February 1, 2007 to March 11, 2007
Palais de Tokyo, Paris, France.
An obsessive pictorial universe embracing madness, holiness and serial killers
An artist, performer, musician and actor, Joe Coleman is a legendary New York figure. Playing with pathological obsession and a fascination for psychopathic tendencies, his dense and detailed paintings plunge viewers into an illuminated Gothic universe featuring cultural icons of violence, anti-heroes and historical figures. His works are more than simple portraits: they recount the lives and legends of their subjects (serial killers, the deranged, etc.) by adding texts, stories and a labyrinth of mini-scenes, rendering the reading of the images and text chaotic, all the while maintaining a highly structured and delicate compositional sense. His painting presents itself as an autopsy of the human condition – concentrating on its violent or demented side – which he dissects with a scalpel on the surface of a canvas.
Influenced in equal measure by Renaissance painting, medieval illuminations and crime comics of the 1950s, the artist replaces images of saints with contemporary figures of holy madness.

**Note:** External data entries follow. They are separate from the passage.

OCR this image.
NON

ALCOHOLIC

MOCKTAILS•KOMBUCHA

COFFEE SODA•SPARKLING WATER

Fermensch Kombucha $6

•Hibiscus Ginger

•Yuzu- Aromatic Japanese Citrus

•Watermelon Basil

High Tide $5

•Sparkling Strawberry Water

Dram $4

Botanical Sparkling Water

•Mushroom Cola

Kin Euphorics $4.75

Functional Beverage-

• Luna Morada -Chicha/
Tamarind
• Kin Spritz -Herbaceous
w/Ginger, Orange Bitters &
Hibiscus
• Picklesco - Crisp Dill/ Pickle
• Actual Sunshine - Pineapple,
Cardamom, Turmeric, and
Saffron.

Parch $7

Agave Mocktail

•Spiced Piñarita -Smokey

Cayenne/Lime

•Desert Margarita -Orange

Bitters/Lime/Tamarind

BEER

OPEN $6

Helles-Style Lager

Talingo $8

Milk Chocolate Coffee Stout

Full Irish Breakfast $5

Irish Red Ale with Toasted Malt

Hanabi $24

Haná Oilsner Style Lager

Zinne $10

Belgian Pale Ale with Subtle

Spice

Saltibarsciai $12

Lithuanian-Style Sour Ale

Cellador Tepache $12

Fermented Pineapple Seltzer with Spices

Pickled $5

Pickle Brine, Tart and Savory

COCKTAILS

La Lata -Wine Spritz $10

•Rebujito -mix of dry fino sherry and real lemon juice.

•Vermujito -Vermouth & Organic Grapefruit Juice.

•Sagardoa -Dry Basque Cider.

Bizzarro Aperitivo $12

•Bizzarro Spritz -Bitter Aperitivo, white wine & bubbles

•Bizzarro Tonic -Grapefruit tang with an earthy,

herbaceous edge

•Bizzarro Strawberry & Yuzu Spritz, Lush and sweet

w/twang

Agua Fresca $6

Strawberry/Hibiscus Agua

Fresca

His work exists in the tradition of painters like Bosch, Bruegel, Grünewald or Goya who were also inspired by madness, trauma or suffering. To this awareness of loss and human fear, Coleman adds a dimension of humour and a pictorial intensity that is almost hallucinatory.

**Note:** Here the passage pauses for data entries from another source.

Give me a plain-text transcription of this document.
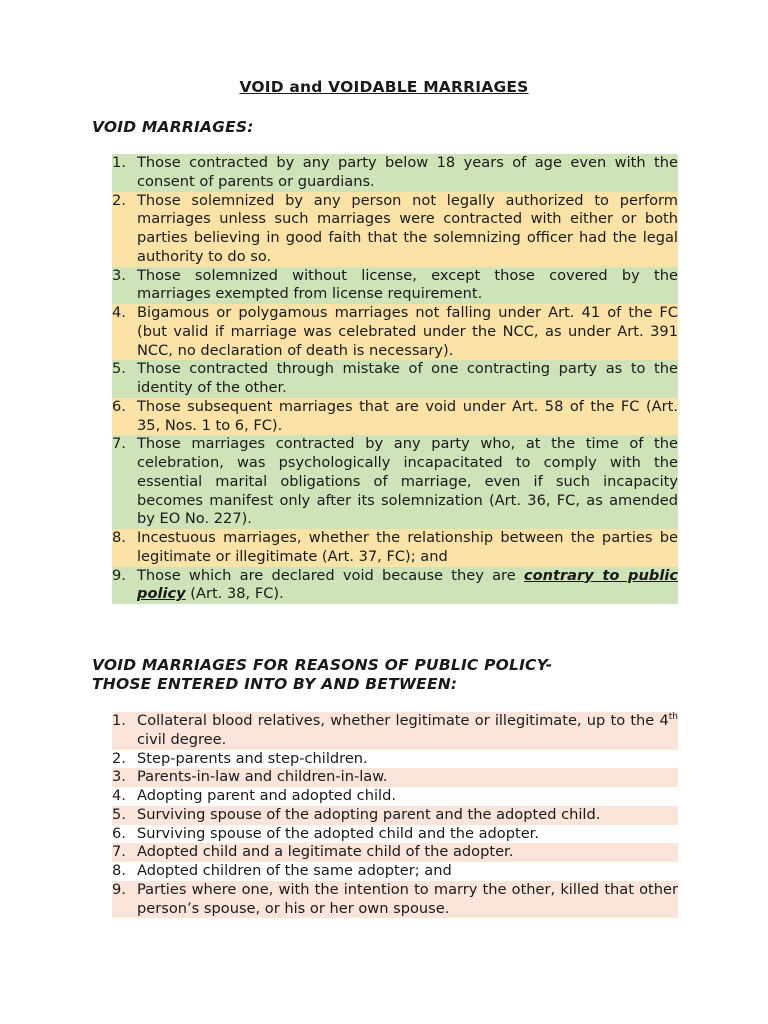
VOID and VOIDABLE MARRIAGES
VOID MARRIAGES:
1. Those contracted by any party below 18 years of age even with the consent of parents or guardians.
2. Those solemnized by any person not legally authorized to perform marriages unless such marriages were contracted with either or both parties believing in good faith that the solemnizing officer had the legal authority to do so.
3. Those solemnized without license, except those covered by the marriages exempted from license requirement.
4. Bigamous or polygamous marriages not falling under Art. 41 of the FC (but valid if marriage was celebrated under the NCC, as under Art. 391 NCC, no declaration of death is necessary).
5. Those contracted through mistake of one contracting party as to the identity of the other.
6. Those subsequent marriages that are void under Art. 58 of the FC (Art. 35, Nos. 1 to 6, FC).
7. Those marriages contracted by any party who, at the time of the celebration, was psychologically incapacitated to comply with the essential marital obligations of marriage, even if such incapacity becomes manifest only after its solemnization (Art. 36, FC, as amended by EO No. 227).
8. Incestuous marriages, whether the relationship between the parties be legitimate or illegitimate (Art. 37, FC); and
9. Those which are declared void because they are contrary to public policy (Art. 38, FC).
VOID MARRIAGES FOR REASONS OF PUBLIC POLICY-
THOSE ENTERED INTO BY AND BETWEEN:
1. Collateral blood relatives, whether legitimate or illegitimate, up to the 4th civil degree.
2. Step-parents and step-children.
3. Parents-in-law and children-in-law.
4. Adopting parent and adopted child.
5. Surviving spouse of the adopting parent and the adopted child.
6. Surviving spouse of the adopted child and the adopter.
7. Adopted child and a legitimate child of the adopter.
8. Adopted children of the same adopter; and
9. Parties where one, with the intention to marry the other, killed that other person’s spouse, or his or her own spouse.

Indian Larry, Glory of New York, War Triptych, Joe’s Fear of Disease, Big Bang: these are among the titles of the pictures Joe Coleman presents at his first exhibition at the Palais de Tokyo. A collection of twenty paintings by this self-taught artist provides an introduction to this world fed by obsessions and eccentricities. Mixing popular cultures and religions, the images of festival, war, paradise and hell seem like the extreme coordinates of a joyful world that is nonetheless haunted by perversity
This exhibition is presented in partnership with The Cartin Collection, Hartford, Connecticut and is curated by Steven Holmes. Since the 1980s, Joe Coleman had exhibited at various galleries in East Village in New York such as Limbo, Civilian Warfare and Chronoside. His work has also been shown at the American Visionary Art Museum, the Hieronymus Bosch Museum, the Wadsworth Athenaeum at Hartford, Connecticut, as well as the Seattle Contemporary Art Center. Coleman also maintains the Odditorium, his ongoing museum-like installation full of strange and disturbing objects including “vintage” weapons or taxidermy specimens.